The Skin Peeled Off Their Bodies

Remember why we went to war in Iraq?

No, not the weapons of mass destruction reason. Or the weapons of mass destruction programs reason. Or the weapons of mass destruction program-related activities reason. No, the reason they came up with after that. You know, how they were getting rid of the torture chambers, and giving the Iraqi people freedom from fear, and all that?

The New York Times reports:

Iraq’s government said Tuesday that it had ordered an urgent investigation of allegations that many of the 173 detainees American troops discovered over the weekend in the basement of an Interior Ministry building had been tortured by their Iraqi captors. A senior Iraqi official who visited the detainees said two appeared paralyzed and others had some of the skin peeled off their bodies by their abusers.

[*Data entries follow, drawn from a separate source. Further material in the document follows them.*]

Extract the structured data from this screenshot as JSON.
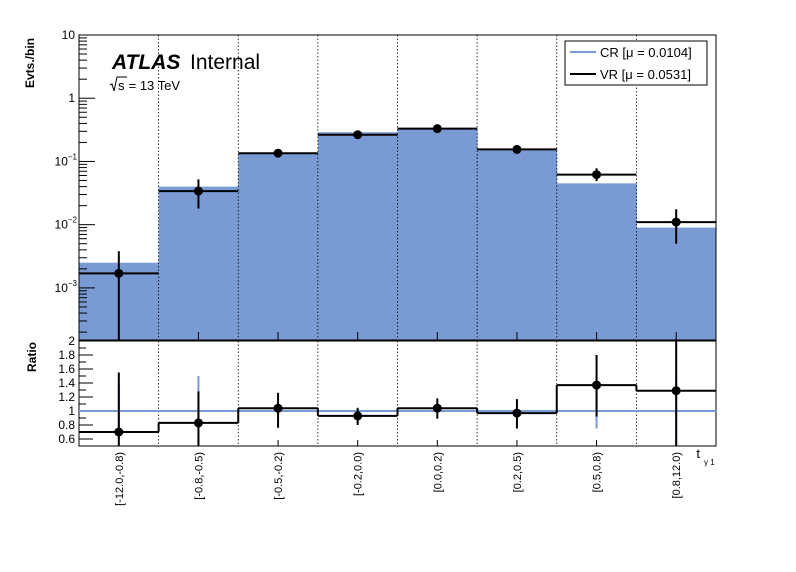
{
  "chart_data": [
    {
      "type": "bar",
      "categories": [
        "[-12.0,-0.8)",
        "[-0.8,-0.5)",
        "[-0.5,-0.2)",
        "[-0.2,0.0)",
        "[0.0,0.2)",
        "[0.2,0.5)",
        "[0.5,0.8)",
        "[0.8,12.0)"
      ],
      "ylabel": "Evts./bin",
      "yscale": "log",
      "ylim": [
        0.00015,
        10
      ],
      "yticks": [
        {
          "v": 0.001,
          "base": "10",
          "exp": "−3"
        },
        {
          "v": 0.01,
          "base": "10",
          "exp": "−2"
        },
        {
          "v": 0.1,
          "base": "10",
          "exp": "−1"
        },
        {
          "v": 1,
          "base": "1",
          "exp": ""
        },
        {
          "v": 10,
          "base": "10",
          "exp": ""
        }
      ],
      "atlas_label": "ATLAS",
      "atlas_sub": "Internal",
      "sqrt_s": "s",
      "energy_text": " = 13 TeV",
      "legend_position": "top-right",
      "series": [
        {
          "name": "CR [μ = 0.0104]",
          "style": "filled-histogram",
          "color": "#7a9ad4",
          "values": [
            0.0025,
            0.04,
            0.135,
            0.29,
            0.33,
            0.16,
            0.045,
            0.009
          ]
        },
        {
          "name": "VR [μ = 0.0531]",
          "style": "points-with-error-bars",
          "color": "#000000",
          "values": [
            0.0017,
            0.034,
            0.135,
            0.265,
            0.33,
            0.155,
            0.062,
            0.011
          ],
          "err_low": [
            0.0017,
            0.016,
            0.012,
            0.02,
            0.025,
            0.018,
            0.013,
            0.006
          ],
          "err_high": [
            0.0021,
            0.018,
            0.014,
            0.022,
            0.028,
            0.02,
            0.016,
            0.0065
          ]
        }
      ]
    },
    {
      "type": "line",
      "categories": [
        "[-12.0,-0.8)",
        "[-0.8,-0.5)",
        "[-0.5,-0.2)",
        "[-0.2,0.0)",
        "[0.0,0.2)",
        "[0.2,0.5)",
        "[0.5,0.8)",
        "[0.8,12.0)"
      ],
      "ylabel": "Ratio",
      "xlabel": "t",
      "xlabel_sub": "γ 1",
      "ylim": [
        0.5,
        2.0
      ],
      "yticks": [
        "0.6",
        "0.8",
        "1",
        "1.2",
        "1.4",
        "1.6",
        "1.8",
        "2"
      ],
      "reference_line": 1.0,
      "reference_color": "#7a9ad4",
      "values": [
        0.7,
        0.83,
        1.04,
        0.93,
        1.04,
        0.97,
        1.37,
        1.29
      ],
      "err_low": [
        0.7,
        0.35,
        0.28,
        0.13,
        0.15,
        0.22,
        0.45,
        0.79
      ],
      "err_high": [
        0.85,
        0.45,
        0.22,
        0.11,
        0.14,
        0.2,
        0.43,
        0.72
      ],
      "cr_err": [
        0.4,
        0.5,
        0.06,
        0.05,
        0.03,
        0.05,
        0.25,
        0.5
      ]
    }
  ]
}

Those detainees included teenaged boys. Do you have a young son? Can you imagine him in that situation, with some of the skin peeled off his body? Is this right? Is this what we went to war for?

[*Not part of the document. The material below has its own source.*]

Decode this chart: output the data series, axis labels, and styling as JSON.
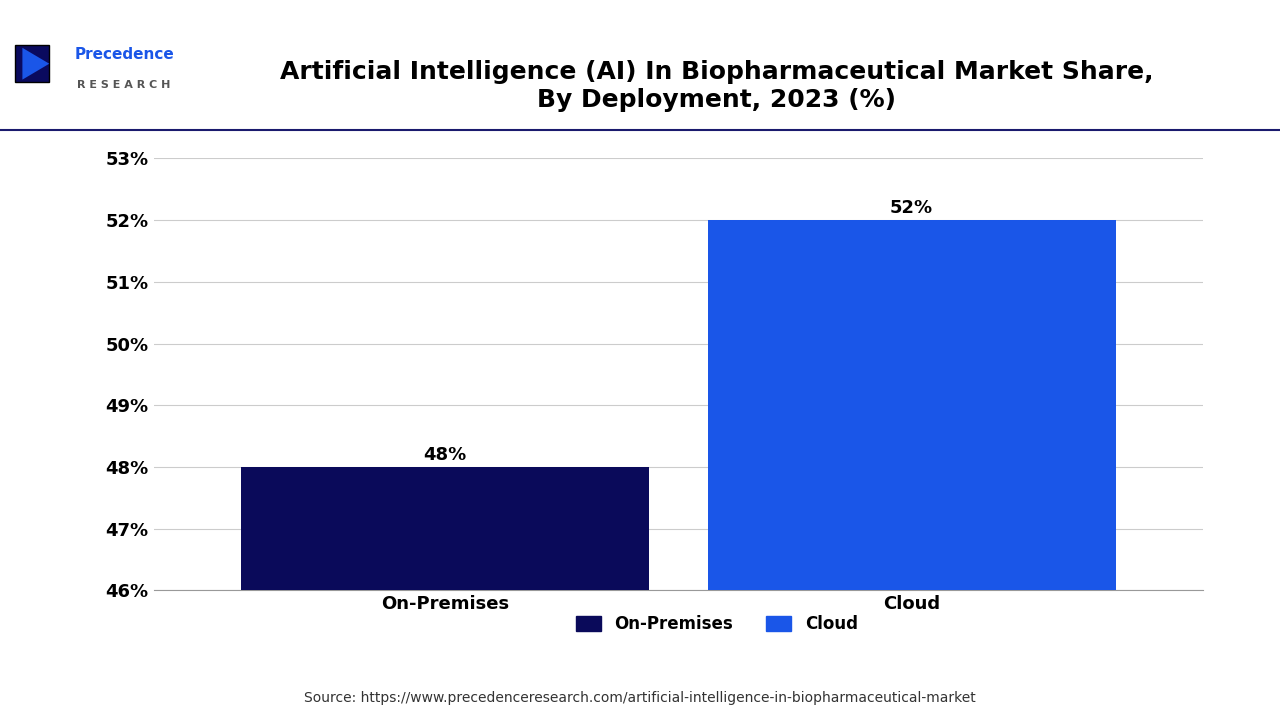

I remember listening to Bob Dylan’s Blowing in the Wind when I was a kid, rolling my eyes and thinking how corny it all was. But in extreme times, stark songs speak to us again. The lyrics come back to my mind tonight:

How many times must a man look up
Before he can see the sky
How many ears must one man have
Before he can hear people cry
How many deaths will it take till he knows
That too many people have died
The answer, my friend, is blowing in the wind
The answer is blowing in the wind

This entry was posted in Moral Values, War and Peace. Bookmark the permalink.

3 Responses to The Skin Peeled Off Their Bodies

  1. elendil says:

    This incident is part of a much wider pattern of abuse and torture by Iraq’s new govt.

  2. HareTrinity says:

    The rest of the world spotted the irony of having the Bush Administration set up a democracy.

    Admittedly, I heard of more extreme torture happening around China recently, but that has nothing to do with this. If a boyfriend of mine so much as punched me it would be a serious issue, why is it somehow different with two strangers in a foreign country?

  3. Patricia says:

    Yes, I think rather than establishing a democracy, what Bush did was to set up a democracy… as in, the democracy was a setup.